In summary the Opposition is pleased that this belated inquiry is about to begin. We would have preferred a Parliamentary committee. 1 acknowledge that exservicemen's organisations and other interested organisations have pressed for an inquiry of this sort. Therefore, one must accept it as being a reasonable approach on behalf of the Government to accede to that request. In the main the terms of reference are acceptable but the Government warrants severe censure for ducking the issue of having pension and benefit values assessed by an independent authority. These serious reservations apart, the Opposition welcomes the appointment of this Committee. I conclude by making one or two brief observations. I reiterate what I said in relation to the appointment of a very senior judge with special qualifications. I join with the Minister in extending my good wishes for the success of the inquiry. I know that it will be a successful committee of inquiry into one of the most important aspects of government in this country. I have already drawn attention, as has the Minister, to the need for this inquiry and the requests made for it.
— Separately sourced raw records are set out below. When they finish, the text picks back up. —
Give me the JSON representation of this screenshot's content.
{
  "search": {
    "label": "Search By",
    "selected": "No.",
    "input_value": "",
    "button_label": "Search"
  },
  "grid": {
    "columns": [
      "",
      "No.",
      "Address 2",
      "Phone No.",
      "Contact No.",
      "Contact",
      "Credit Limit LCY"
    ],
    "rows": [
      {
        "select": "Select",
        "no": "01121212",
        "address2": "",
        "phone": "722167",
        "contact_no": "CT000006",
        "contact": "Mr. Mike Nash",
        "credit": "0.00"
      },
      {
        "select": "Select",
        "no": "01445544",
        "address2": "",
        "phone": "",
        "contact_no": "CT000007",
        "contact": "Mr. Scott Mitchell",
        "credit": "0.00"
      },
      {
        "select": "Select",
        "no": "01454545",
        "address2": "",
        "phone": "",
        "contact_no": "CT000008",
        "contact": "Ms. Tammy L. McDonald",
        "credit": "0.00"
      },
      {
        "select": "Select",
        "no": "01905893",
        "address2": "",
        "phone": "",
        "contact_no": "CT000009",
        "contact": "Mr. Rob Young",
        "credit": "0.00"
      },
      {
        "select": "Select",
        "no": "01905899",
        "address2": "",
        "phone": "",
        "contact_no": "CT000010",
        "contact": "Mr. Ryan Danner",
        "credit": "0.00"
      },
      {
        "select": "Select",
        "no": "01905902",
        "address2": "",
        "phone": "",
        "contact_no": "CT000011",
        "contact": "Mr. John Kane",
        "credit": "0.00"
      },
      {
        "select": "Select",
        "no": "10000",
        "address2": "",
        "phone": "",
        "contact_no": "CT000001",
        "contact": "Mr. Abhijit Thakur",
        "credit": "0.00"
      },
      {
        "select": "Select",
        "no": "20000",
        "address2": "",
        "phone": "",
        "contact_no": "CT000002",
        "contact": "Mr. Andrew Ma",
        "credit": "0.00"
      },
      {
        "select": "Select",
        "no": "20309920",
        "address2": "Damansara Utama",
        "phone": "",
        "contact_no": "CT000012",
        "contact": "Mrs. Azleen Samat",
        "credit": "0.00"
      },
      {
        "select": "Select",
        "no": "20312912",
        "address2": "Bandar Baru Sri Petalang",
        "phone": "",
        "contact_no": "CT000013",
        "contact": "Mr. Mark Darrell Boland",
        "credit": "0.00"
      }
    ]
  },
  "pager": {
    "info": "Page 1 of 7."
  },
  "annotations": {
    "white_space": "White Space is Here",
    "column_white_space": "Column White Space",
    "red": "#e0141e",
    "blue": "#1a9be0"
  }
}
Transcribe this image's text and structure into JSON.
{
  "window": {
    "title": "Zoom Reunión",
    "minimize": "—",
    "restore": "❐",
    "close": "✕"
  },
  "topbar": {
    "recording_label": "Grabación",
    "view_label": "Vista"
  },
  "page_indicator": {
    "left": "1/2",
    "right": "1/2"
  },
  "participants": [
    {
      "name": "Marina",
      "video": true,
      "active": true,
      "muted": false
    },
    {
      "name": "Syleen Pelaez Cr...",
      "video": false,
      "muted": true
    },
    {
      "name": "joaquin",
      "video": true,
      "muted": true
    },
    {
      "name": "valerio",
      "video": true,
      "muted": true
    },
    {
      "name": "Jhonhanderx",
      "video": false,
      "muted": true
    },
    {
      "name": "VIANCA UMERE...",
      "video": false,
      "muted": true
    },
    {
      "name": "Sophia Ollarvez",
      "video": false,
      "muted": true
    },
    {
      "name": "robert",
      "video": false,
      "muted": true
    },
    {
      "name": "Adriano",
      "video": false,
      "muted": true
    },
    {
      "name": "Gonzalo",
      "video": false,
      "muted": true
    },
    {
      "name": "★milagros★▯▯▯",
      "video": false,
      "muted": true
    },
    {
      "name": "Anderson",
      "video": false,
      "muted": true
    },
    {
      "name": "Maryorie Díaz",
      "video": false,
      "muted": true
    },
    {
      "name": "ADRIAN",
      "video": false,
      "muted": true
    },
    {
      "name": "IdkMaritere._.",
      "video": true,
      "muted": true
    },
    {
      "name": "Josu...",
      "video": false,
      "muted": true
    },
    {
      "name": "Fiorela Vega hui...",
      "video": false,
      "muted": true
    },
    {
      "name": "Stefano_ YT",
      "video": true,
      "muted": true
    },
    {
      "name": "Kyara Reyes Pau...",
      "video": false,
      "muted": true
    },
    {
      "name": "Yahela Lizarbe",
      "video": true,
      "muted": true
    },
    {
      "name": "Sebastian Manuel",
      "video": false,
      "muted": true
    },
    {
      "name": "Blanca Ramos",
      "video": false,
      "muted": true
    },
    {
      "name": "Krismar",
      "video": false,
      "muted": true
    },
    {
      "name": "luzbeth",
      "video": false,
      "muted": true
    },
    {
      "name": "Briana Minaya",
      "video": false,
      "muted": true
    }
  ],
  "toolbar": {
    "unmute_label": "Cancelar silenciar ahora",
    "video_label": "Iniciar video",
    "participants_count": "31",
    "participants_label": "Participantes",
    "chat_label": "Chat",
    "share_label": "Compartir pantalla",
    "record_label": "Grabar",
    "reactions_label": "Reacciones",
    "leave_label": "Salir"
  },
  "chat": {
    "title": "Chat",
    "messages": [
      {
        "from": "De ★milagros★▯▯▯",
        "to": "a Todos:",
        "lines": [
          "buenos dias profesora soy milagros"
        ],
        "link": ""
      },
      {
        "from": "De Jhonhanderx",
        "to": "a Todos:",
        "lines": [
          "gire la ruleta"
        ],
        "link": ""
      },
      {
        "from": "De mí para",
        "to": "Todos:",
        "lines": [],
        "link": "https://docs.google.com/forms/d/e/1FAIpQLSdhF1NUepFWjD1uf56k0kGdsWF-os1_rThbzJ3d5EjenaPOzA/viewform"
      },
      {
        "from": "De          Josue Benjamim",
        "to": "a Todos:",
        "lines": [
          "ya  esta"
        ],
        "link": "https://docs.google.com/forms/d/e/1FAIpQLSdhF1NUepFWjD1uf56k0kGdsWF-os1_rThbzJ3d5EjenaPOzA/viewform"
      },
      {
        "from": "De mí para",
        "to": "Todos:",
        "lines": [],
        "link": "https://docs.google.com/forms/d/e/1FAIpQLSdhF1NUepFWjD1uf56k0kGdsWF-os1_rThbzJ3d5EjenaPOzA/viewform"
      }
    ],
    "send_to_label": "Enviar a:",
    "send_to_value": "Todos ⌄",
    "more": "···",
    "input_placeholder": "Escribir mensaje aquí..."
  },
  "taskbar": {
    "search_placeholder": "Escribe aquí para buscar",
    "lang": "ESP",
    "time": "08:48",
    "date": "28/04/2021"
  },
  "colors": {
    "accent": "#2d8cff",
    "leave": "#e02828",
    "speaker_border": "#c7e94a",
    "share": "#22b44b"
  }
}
Although I have been critical of that important aspect of the terms of reference which denies a qualified person the right to assess pension rates and the extent to which their values have been eroded - if it can be successfully argued that they have been eroded, and I believe it can - I think it is competent for a man of the calibre of Mr Justice Toose, with the evidence that will be placed before him, to be able to recommend to the Government what he believes ought to be the schedules of repatriation benefits and how those schedules should be applied.

Having made that criticism I again acknowledge that the terms of reference will at least provide to those organisations and persons interested, particularly the Returned Services League, members of this Parliament and others, the opportunity to place their views before Mr Justice Toose in relation to the many other matters that have been raised in this Parliament and which 1 believe would improve the existing Repatriation Act and remove some of the anomalies. I refer particularly, of course, to section 47.